Genome Institute of Singapore, Agency for Science, Technology and Research (A*STAR), Singapore, Singapore.
Faculty of Electrical Engineering and Computing, University of Zagreb, Zagreb, Croatia.
Nat Commun. 2024 Jul 3;15(1):5580. doi: 10.1038/s41467-024-49847-0.
DNA methylation plays an important role in various biological processes, including cell differentiation, ageing, and cancer development. The most important methylation in mammals is 5-methylcytosine mostly occurring in the context of CpG dinucleotides. Sequencing methods such as whole-genome bisulfite sequencing successfully detect 5-methylcytosine DNA modifications. However, they suffer from the serious drawbacks of short read lengths and might introduce an amplification bias. Here we present Rockfish, a deep learning algorithm that significantly improves read-level 5-methylcytosine detection by using Nanopore sequencing. Rockfish is compared with other methods based on Nanopore sequencing on R9.4.1 and R10.4.1 datasets. There is an increase in the single-base accuracy and the F1 measure of up to 5 percentage points on R.9.4.1 datasets, and up to 0.82 percentage points on R10.4.1 datasets. Moreover, Rockfish shows a high correlation with whole-genome bisulfite sequencing, requires lower read depth, and achieves higher confidence in biologically important regions such as CpG-rich promoters while being computationally efficient. Its superior performance in human and mouse samples highlights its versatility for studying 5-methylcytosine methylation across varied organisms and diseases. Finally, its adaptable architecture ensures compatibility with new versions of pores and chemistry as well as modification types.
DNA 甲基化在各种生物过程中起着重要作用,包括细胞分化、衰老和癌症发展。哺乳动物中最重要的甲基化是 5-甲基胞嘧啶,主要发生在 CpG 二核苷酸的情况下。测序方法,如全基因组亚硫酸氢盐测序,成功地检测到 5-甲基胞嘧啶 DNA 修饰。
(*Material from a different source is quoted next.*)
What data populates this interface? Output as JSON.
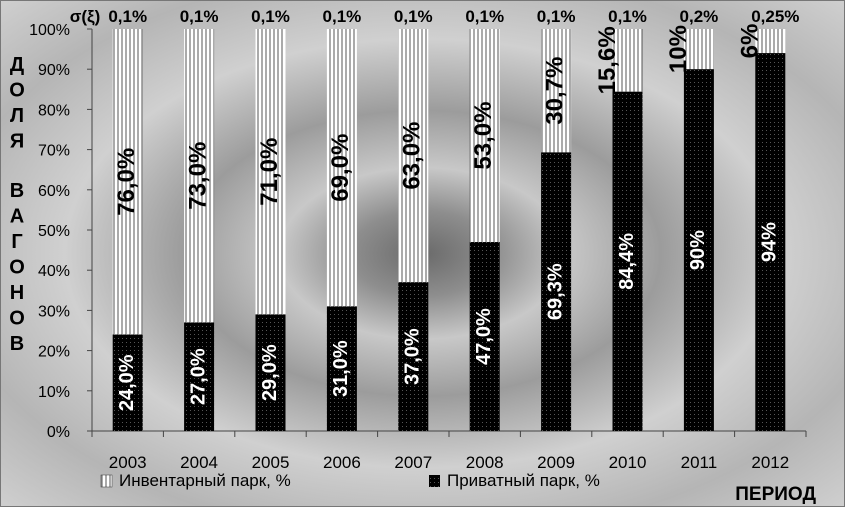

然而,它们存在着短读长和可能引入扩增偏差的严重缺点。在这里,我们提出了 Rockfish,这是一种深度学习算法,通过使用纳米孔测序显著提高了读长水平的 5-甲基胞嘧啶检测。Rockfish 与基于纳米孔测序的其他方法在 R9.4.1 和 R10.4.1 数据集上进行了比较。在 R9.4.1 数据集上,单碱基准确率和 F1 度量提高了 5 个百分点,在 R10.4.1 数据集上提高了 0.82 个百分点。此外,Rockfish 与全基因组亚硫酸氢盐测序高度相关,需要更低的读深,并且在 CpG 丰富的启动子等生物学重要区域具有更高的置信度,同时计算效率高。它在人类和小鼠样本中的优越性能突出了其在研究不同生物体和疾病中 5-甲基胞嘧啶甲基化的通用性。最后,其适应性架构确保了与新的孔和化学以及修饰类型的兼容性。